Right, well, I overheard my mom talking to my dad (keep in mind that they didn't know I could hear them) and she asked him about whether he saw me doing my workout DVD this morning... Almost in a joking manner, like "oh, how cute that she's working out." He replied that yeah, he had seen me, and seemed a little curious about it. So I'm smiling, thinking, maybe she'll tell him about how hard I've been working about how much weight I've lost! WRONG. Instead she starts laughing a little and says "She lost something like 15 pounds... 'gained it all back on her birthday!" She's chuckling in the most condescending, b****y way that you can ever imagine.
WTF. Ok first of all, how is it even possible to gain 15 pounds back in ONE DAY? So that's just a straight up lie. Second, it's not even true! I probably gained like 0.8 lbs from my birthday - big f***ing deal! I got right back on track and I basically vowed that I'd never binge again because of how terrible it made me feel. It was my first time overeating since starting my plan, and I know that it will be the last.
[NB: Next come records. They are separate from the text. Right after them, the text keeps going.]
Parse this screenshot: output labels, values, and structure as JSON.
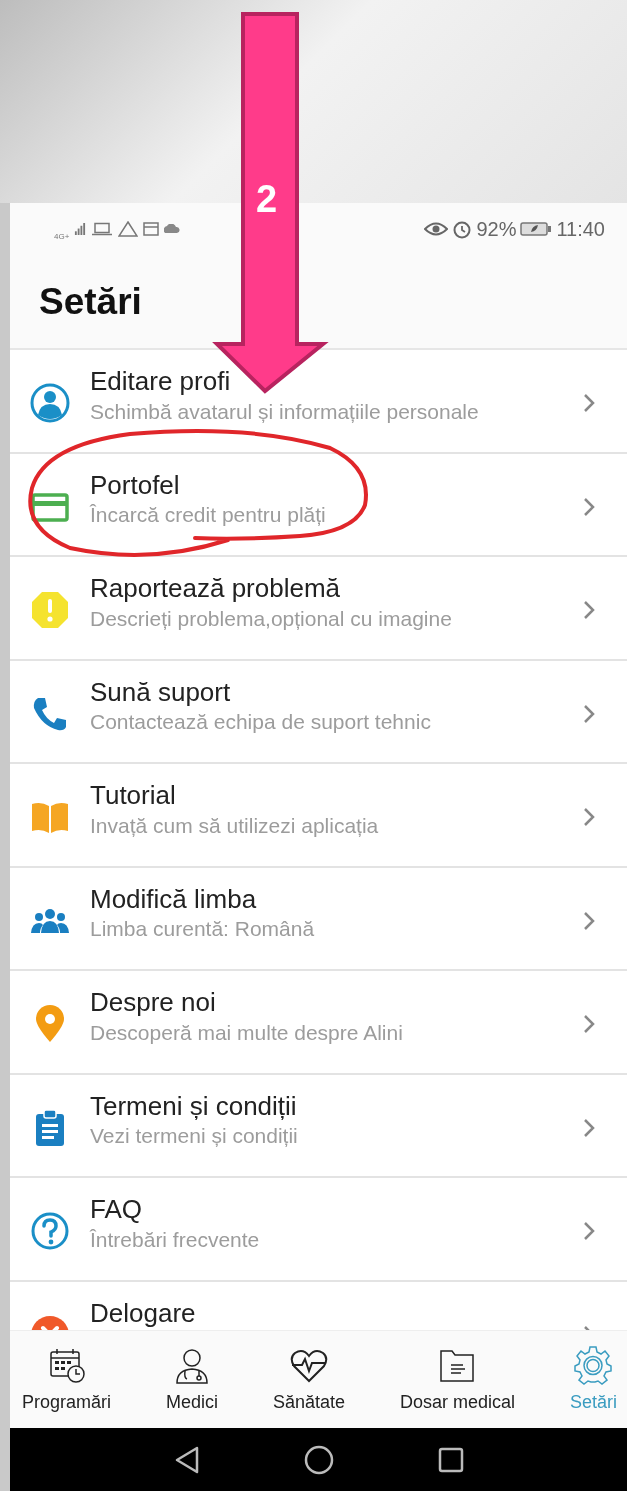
{
  "status_bar": {
    "network": "4G+",
    "battery": "92%",
    "time": "11:40"
  },
  "header": {
    "title": "Setări"
  },
  "settings": [
    {
      "kind": "profile",
      "title": "Editare profi",
      "subtitle": "Schimbă avatarul și informațiile personale"
    },
    {
      "kind": "wallet",
      "title": "Portofel",
      "subtitle": "Încarcă credit pentru plăți"
    },
    {
      "kind": "warning",
      "title": "Raportează problemă",
      "subtitle": "Descrieți problema,opțional cu imagine"
    },
    {
      "kind": "phone",
      "title": "Sună suport",
      "subtitle": "Contactează echipa de suport tehnic"
    },
    {
      "kind": "book",
      "title": "Tutorial",
      "subtitle": "Invață cum să utilizezi aplicația"
    },
    {
      "kind": "people",
      "title": "Modifică limba",
      "subtitle": "Limba curentă: Română"
    },
    {
      "kind": "pin",
      "title": "Despre noi",
      "subtitle": "Descoperă mai multe despre Alini"
    },
    {
      "kind": "clipboard",
      "title": "Termeni și condiții",
      "subtitle": "Vezi termeni și condiții"
    },
    {
      "kind": "faq",
      "title": "FAQ",
      "subtitle": "Întrebări frecvente"
    },
    {
      "kind": "logout",
      "title": "Delogare"
    }
  ],
  "bottom_nav": [
    {
      "kind": "calendar",
      "label": "Programări",
      "selected": false
    },
    {
      "kind": "doctor",
      "label": "Medici",
      "selected": false
    },
    {
      "kind": "heart",
      "label": "Sănătate",
      "selected": false
    },
    {
      "kind": "folder",
      "label": "Dosar medical",
      "selected": false
    },
    {
      "kind": "gear",
      "label": "Setări",
      "selected": true
    }
  ],
  "annotation": {
    "step_label": "2"
  }
}
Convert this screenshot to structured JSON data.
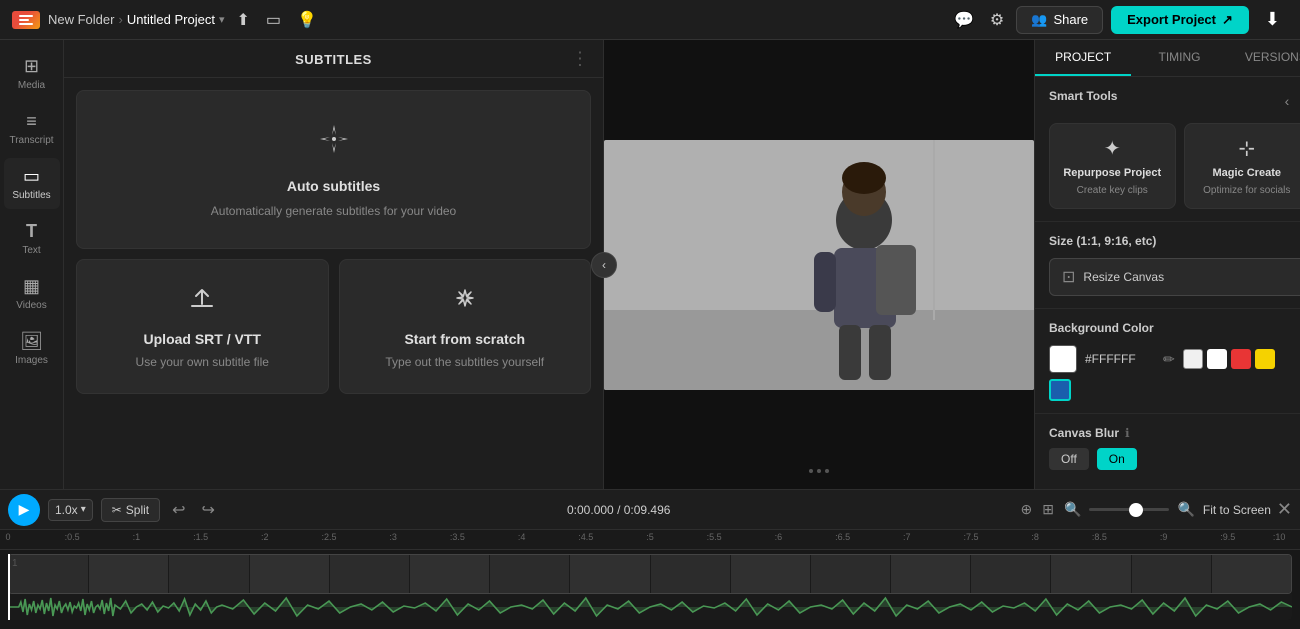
{
  "topbar": {
    "folder": "New Folder",
    "sep": "›",
    "project": "Untitled Project",
    "share_label": "Share",
    "export_label": "Export Project"
  },
  "sidebar": {
    "items": [
      {
        "id": "media",
        "label": "Media",
        "icon": "⊞"
      },
      {
        "id": "transcript",
        "label": "Transcript",
        "icon": "≡"
      },
      {
        "id": "subtitles",
        "label": "Subtitles",
        "icon": "▭"
      },
      {
        "id": "text",
        "label": "Text",
        "icon": "T"
      },
      {
        "id": "videos",
        "label": "Videos",
        "icon": "▦"
      },
      {
        "id": "images",
        "label": "Images",
        "icon": "🖼"
      }
    ]
  },
  "subtitles_panel": {
    "title": "SUBTITLES",
    "auto_title": "Auto subtitles",
    "auto_desc": "Automatically generate subtitles for your video",
    "upload_title": "Upload SRT / VTT",
    "upload_desc": "Use your own subtitle file",
    "scratch_title": "Start from scratch",
    "scratch_desc": "Type out the subtitles yourself"
  },
  "right_panel": {
    "tabs": [
      "PROJECT",
      "TIMING",
      "VERSIONS"
    ],
    "active_tab": "PROJECT",
    "smart_tools_title": "Smart Tools",
    "repurpose_title": "Repurpose Project",
    "repurpose_desc": "Create key clips",
    "magic_title": "Magic Create",
    "magic_desc": "Optimize for socials",
    "size_title": "Size (1:1, 9:16, etc)",
    "resize_label": "Resize Canvas",
    "bg_color_title": "Background Color",
    "color_hex": "#FFFFFF",
    "canvas_blur_title": "Canvas Blur",
    "blur_off": "Off",
    "blur_on": "On"
  },
  "timeline_bar": {
    "speed": "1.0x",
    "split_label": "Split",
    "time_current": "0:00.000",
    "time_sep": "/",
    "time_total": "0:09.496",
    "fit_screen": "Fit to Screen"
  },
  "ruler": {
    "marks": [
      "0",
      ":0.5",
      ":1",
      ":1.5",
      ":2",
      ":2.5",
      ":3",
      ":3.5",
      ":4",
      ":4.5",
      ":5",
      ":5.5",
      ":6",
      ":6.5",
      ":7",
      ":7.5",
      ":8",
      ":8.5",
      ":9",
      ":9.5",
      ":10"
    ]
  },
  "colors": {
    "primary": "#00d4c8",
    "play_blue": "#0099ff",
    "bg_dark": "#1a1a1a",
    "panel_bg": "#1e1e1e"
  }
}
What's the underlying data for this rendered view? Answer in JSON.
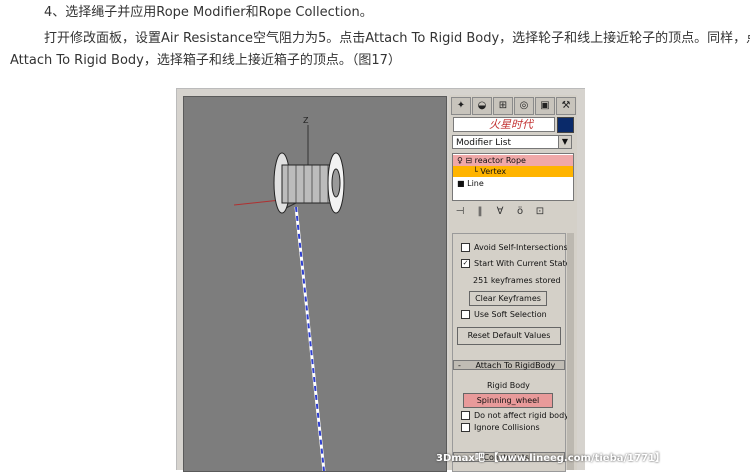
{
  "article": {
    "heading": "4、选择绳子并应用Rope Modifier和Rope Collection。",
    "line1": "打开修改面板，设置Air Resistance空气阻力为5。点击Attach To Rigid Body，选择轮子和线上接近轮子的顶点。同样，点击",
    "line2": "Attach To Rigid Body，选择箱子和线上接近箱子的顶点。（图17）"
  },
  "viewport": {
    "axis_label": "Z"
  },
  "panel": {
    "logo_text": "火星时代",
    "modifier_list": "Modifier List",
    "stack": [
      {
        "label": "reactor Rope",
        "level": 0,
        "color": "#f0a8a8"
      },
      {
        "label": "Vertex",
        "level": 1,
        "color": "#ffb400"
      },
      {
        "label": "Line",
        "level": 0,
        "color": "#ffffff"
      }
    ],
    "avoid_self": "Avoid Self-Intersections",
    "start_current": "Start With Current State",
    "keyframes": "251 keyframes stored",
    "clear_keyframes": "Clear Keyframes",
    "use_soft": "Use Soft Selection",
    "reset_defaults": "Reset Default Values",
    "attach_rollout": "Attach To RigidBody",
    "rigid_body_label": "Rigid Body",
    "rigid_body_value": "Spinning_wheel",
    "not_affect": "Do not affect rigid body",
    "ignore_collisions": "Ignore Collisions",
    "constraints": "Constraints"
  },
  "watermark": "3Dmax吧 【www.lineeg.com/tieba/1771】"
}
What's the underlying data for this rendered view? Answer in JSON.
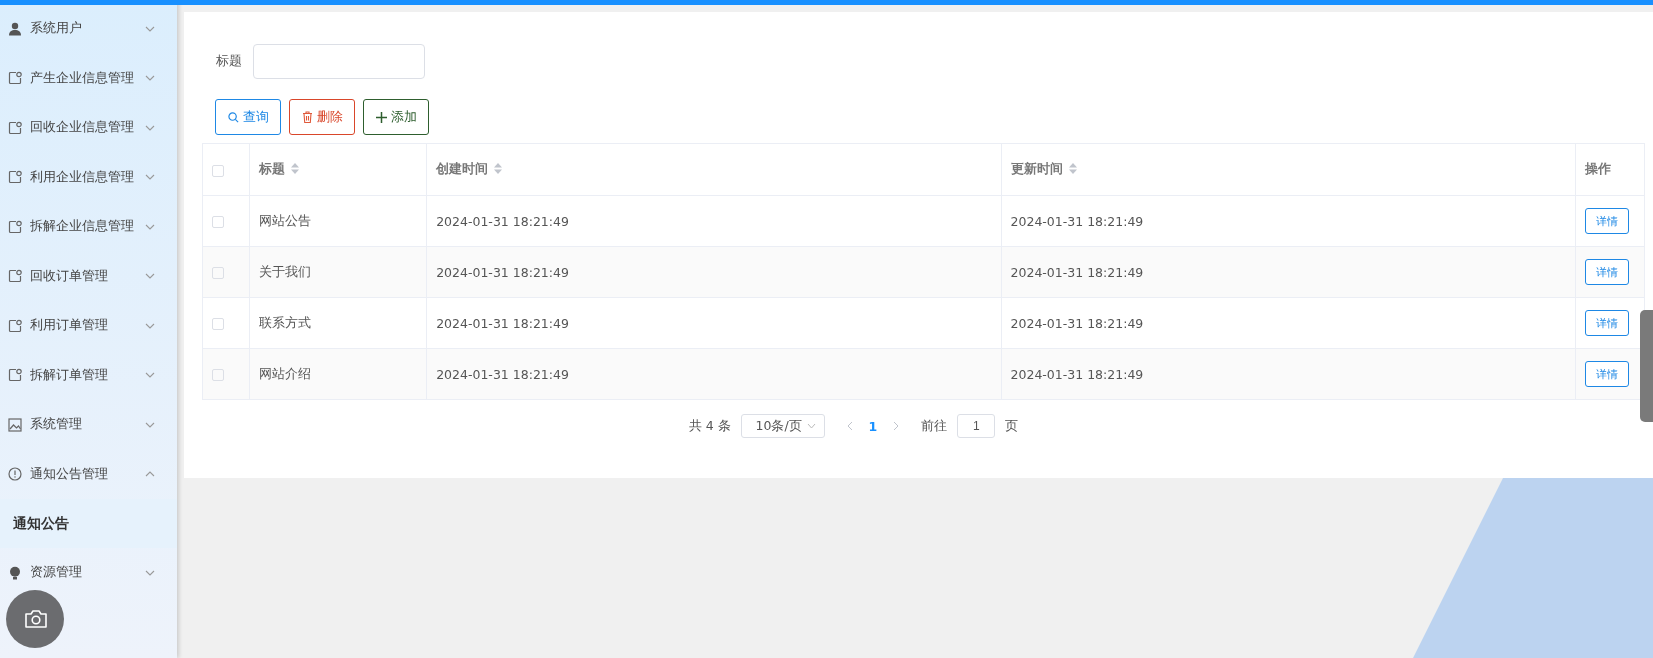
{
  "sidebar": {
    "items": [
      {
        "label": "系统用户",
        "kind": "user",
        "expanded": false
      },
      {
        "label": "产生企业信息管理",
        "kind": "doc",
        "expanded": false
      },
      {
        "label": "回收企业信息管理",
        "kind": "doc",
        "expanded": false
      },
      {
        "label": "利用企业信息管理",
        "kind": "doc",
        "expanded": false
      },
      {
        "label": "拆解企业信息管理",
        "kind": "doc",
        "expanded": false
      },
      {
        "label": "回收订单管理",
        "kind": "doc",
        "expanded": false
      },
      {
        "label": "利用订单管理",
        "kind": "doc",
        "expanded": false
      },
      {
        "label": "拆解订单管理",
        "kind": "doc",
        "expanded": false
      },
      {
        "label": "系统管理",
        "kind": "image",
        "expanded": false
      },
      {
        "label": "通知公告管理",
        "kind": "info",
        "expanded": true,
        "children": [
          {
            "label": "通知公告",
            "selected": true
          }
        ]
      },
      {
        "label": "资源管理",
        "kind": "bulb",
        "expanded": false
      }
    ]
  },
  "search": {
    "label": "标题"
  },
  "buttons": [
    {
      "label": "查询",
      "kind": "search"
    },
    {
      "label": "删除",
      "kind": "delete"
    },
    {
      "label": "添加",
      "kind": "add"
    }
  ],
  "table": {
    "all_checked": false,
    "columns": [
      {
        "label": "标题",
        "sortable": true
      },
      {
        "label": "创建时间",
        "sortable": true
      },
      {
        "label": "更新时间",
        "sortable": true
      },
      {
        "label": "操作",
        "sortable": false
      }
    ],
    "rows": [
      {
        "checked": false,
        "title": "网站公告",
        "created": "2024-01-31 18:21:49",
        "updated": "2024-01-31 18:21:49",
        "action": "详情"
      },
      {
        "checked": false,
        "title": "关于我们",
        "created": "2024-01-31 18:21:49",
        "updated": "2024-01-31 18:21:49",
        "action": "详情"
      },
      {
        "checked": false,
        "title": "联系方式",
        "created": "2024-01-31 18:21:49",
        "updated": "2024-01-31 18:21:49",
        "action": "详情"
      },
      {
        "checked": false,
        "title": "网站介绍",
        "created": "2024-01-31 18:21:49",
        "updated": "2024-01-31 18:21:49",
        "action": "详情"
      }
    ]
  },
  "pagination": {
    "total": "共 4 条",
    "page_size": "10条/页",
    "pages": [
      {
        "label": "1",
        "selected": true
      }
    ],
    "goto_label": "前往",
    "goto_value": "1",
    "goto_suffix": "页"
  }
}
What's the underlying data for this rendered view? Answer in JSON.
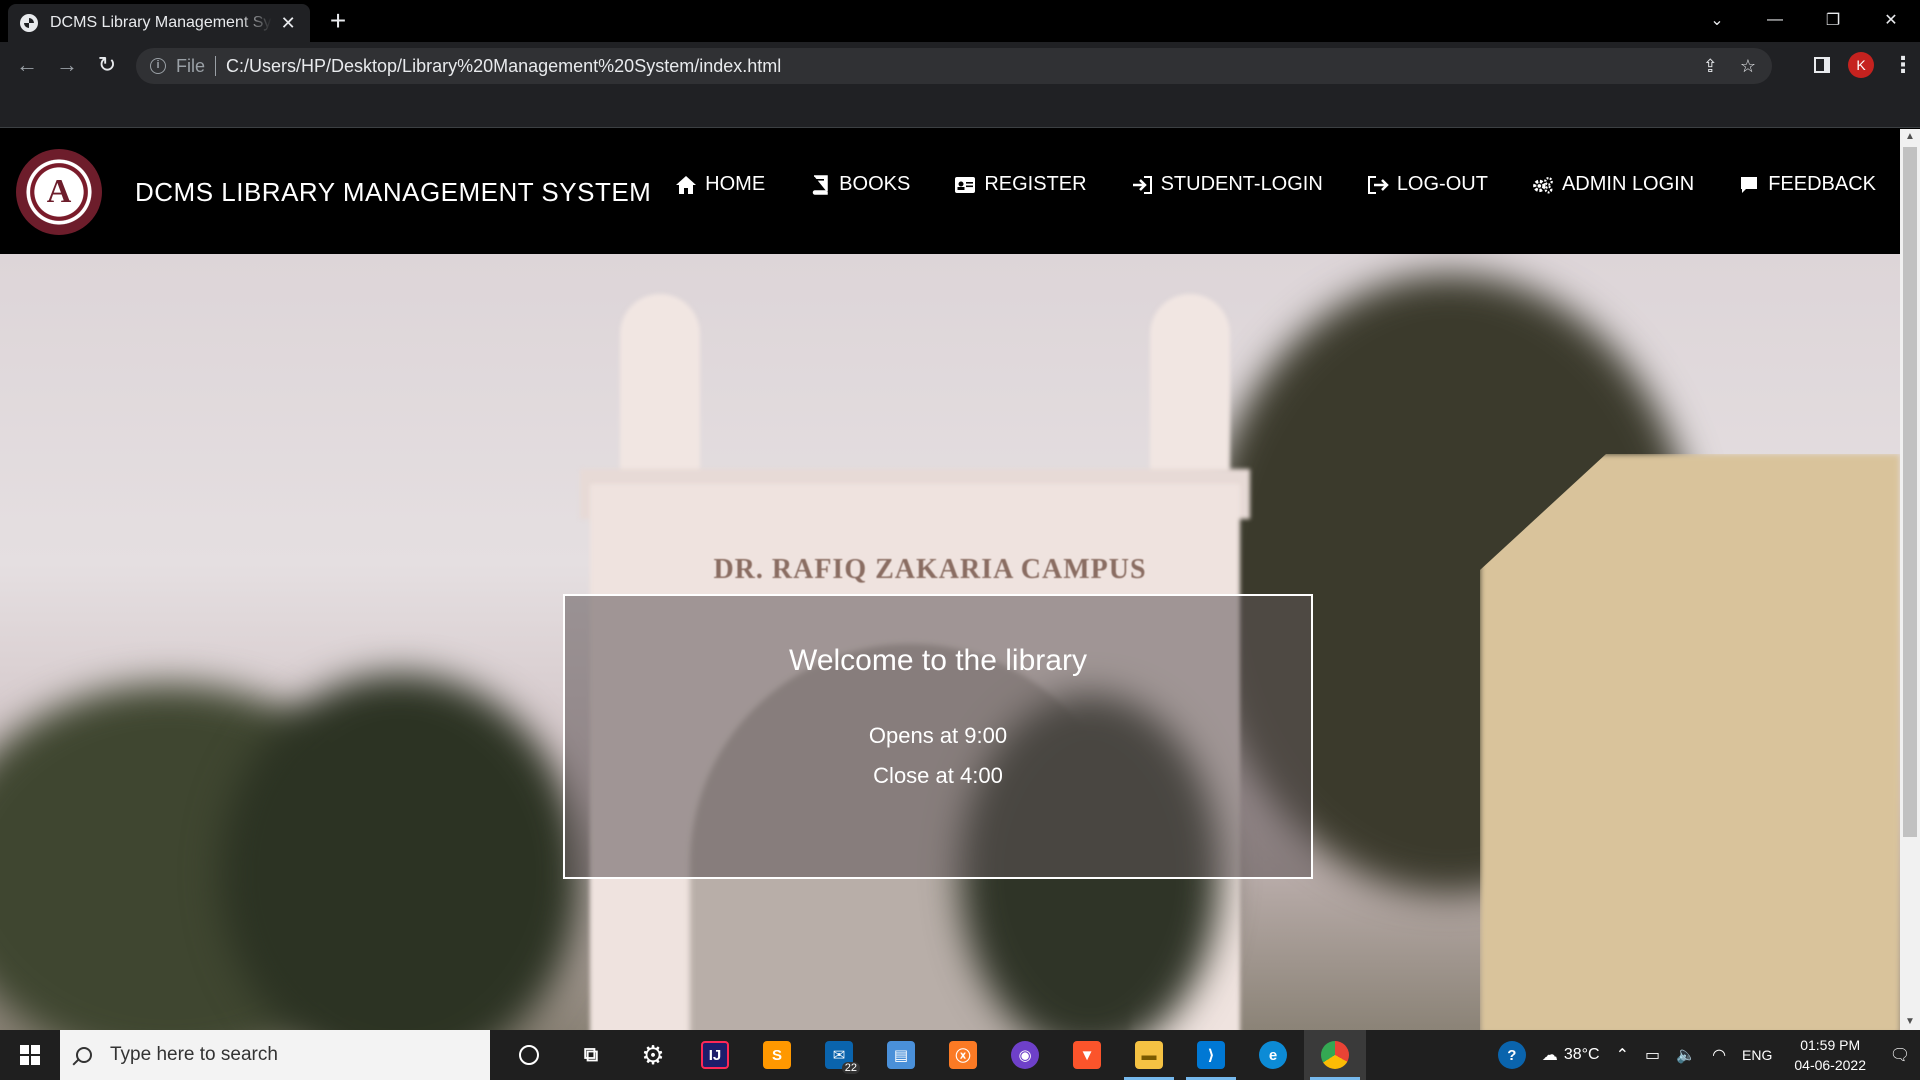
{
  "browser": {
    "tab_title": "DCMS Library Management System",
    "tab_close": "✕",
    "new_tab": "+",
    "url_scheme": "File",
    "url": "C:/Users/HP/Desktop/Library%20Management%20System/index.html",
    "profile_initial": "K"
  },
  "site": {
    "title": "DCMS LIBRARY MANAGEMENT SYSTEM",
    "menu": [
      {
        "label": "HOME",
        "icon": "home-icon"
      },
      {
        "label": "BOOKS",
        "icon": "book-icon"
      },
      {
        "label": "REGISTER",
        "icon": "id-card-icon"
      },
      {
        "label": "STUDENT-LOGIN",
        "icon": "sign-in-icon"
      },
      {
        "label": "LOG-OUT",
        "icon": "sign-out-icon"
      },
      {
        "label": "ADMIN LOGIN",
        "icon": "gears-icon"
      },
      {
        "label": "FEEDBACK",
        "icon": "comment-icon"
      }
    ]
  },
  "hero": {
    "campus_sign": "DR. RAFIQ ZAKARIA CAMPUS",
    "welcome": "Welcome to the library",
    "opens": "Opens at 9:00",
    "closes": "Close at 4:00"
  },
  "taskbar": {
    "search_placeholder": "Type here to search",
    "mail_badge": "22",
    "weather": "38°C",
    "language": "ENG",
    "time": "01:59 PM",
    "date": "04-06-2022",
    "accent": "#76b9ed"
  },
  "colors": {
    "browser_bg": "#202124",
    "nav_bg": "#000000",
    "avatar": "#c5221f"
  }
}
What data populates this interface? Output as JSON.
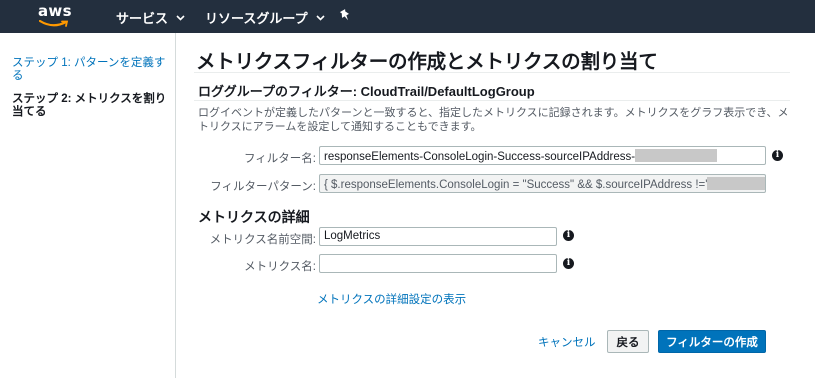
{
  "topbar": {
    "logo_text": "aws",
    "services_label": "サービス",
    "resource_groups_label": "リソースグループ",
    "colors": {
      "background": "#232f3e",
      "smile": "#ff9900"
    }
  },
  "sidebar": {
    "steps": [
      {
        "label": "ステップ 1: パターンを定義する",
        "state": "link"
      },
      {
        "label": "ステップ 2: メトリクスを割り当てる",
        "state": "current"
      }
    ]
  },
  "main": {
    "title": "メトリクスフィルターの作成とメトリクスの割り当て",
    "subtitle": "ロググループのフィルター: CloudTrail/DefaultLogGroup",
    "description": "ログイベントが定義したパターンと一致すると、指定したメトリクスに記録されます。メトリクスをグラフ表示でき、メトリクスにアラームを設定して通知することもできます。",
    "filter_name": {
      "label": "フィルター名:",
      "value": "responseElements-ConsoleLogin-Success-sourceIPAddress-"
    },
    "filter_pattern": {
      "label": "フィルターパターン:",
      "value": "{ $.responseElements.ConsoleLogin = \"Success\" && $.sourceIPAddress !='"
    },
    "metrics_section": {
      "heading": "メトリクスの詳細",
      "namespace": {
        "label": "メトリクス名前空間:",
        "value": "LogMetrics"
      },
      "metric_name": {
        "label": "メトリクス名:",
        "value": ""
      }
    },
    "advanced_link": "メトリクスの詳細設定の表示",
    "actions": {
      "cancel": "キャンセル",
      "back": "戻る",
      "create": "フィルターの作成"
    },
    "colors": {
      "link": "#0073bb",
      "primary_button": "#0073bb"
    }
  }
}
Third, HOW DARE SHE even say something like that in the first place?! She was actually LAUGHING at me, like all of my hard work is just a big fat JOKE to her. I feel like she just HATES the fact that I actually AM losing weight, so in her sick twisted mind she basically claims it as a victory that I gain even the tiniest bit of weight back. Grrrrrr. I had been really upset when I thought I was going to gain a lot of weight from overeating on my birthday, and though I usually know better than to turn to HER for support (we've never gotten along so well) I had actually let my guard down for a couple seconds and let her see how much it upset me that I had overeaten and might gain some weight. I can't believe that something that was so serious and disappointing for me is just a big joke to her--a little anecdote that she can share with my dad to get a few laughs. WELL, now I know better than to ever confide in her again.
I can't believe this... My mother is such a mean, terrible person. How do I even tolerate living in this house?! I can't wait until I can go back to school and just get away from her. She makes ME a worse person.
Sorry for the uber-long message (especially since it doesn't accomplish much) but I just really needed to vent. I need someone to tell me that I'm not overreacting and that she really is just way out of line. This ISN'T my imagination.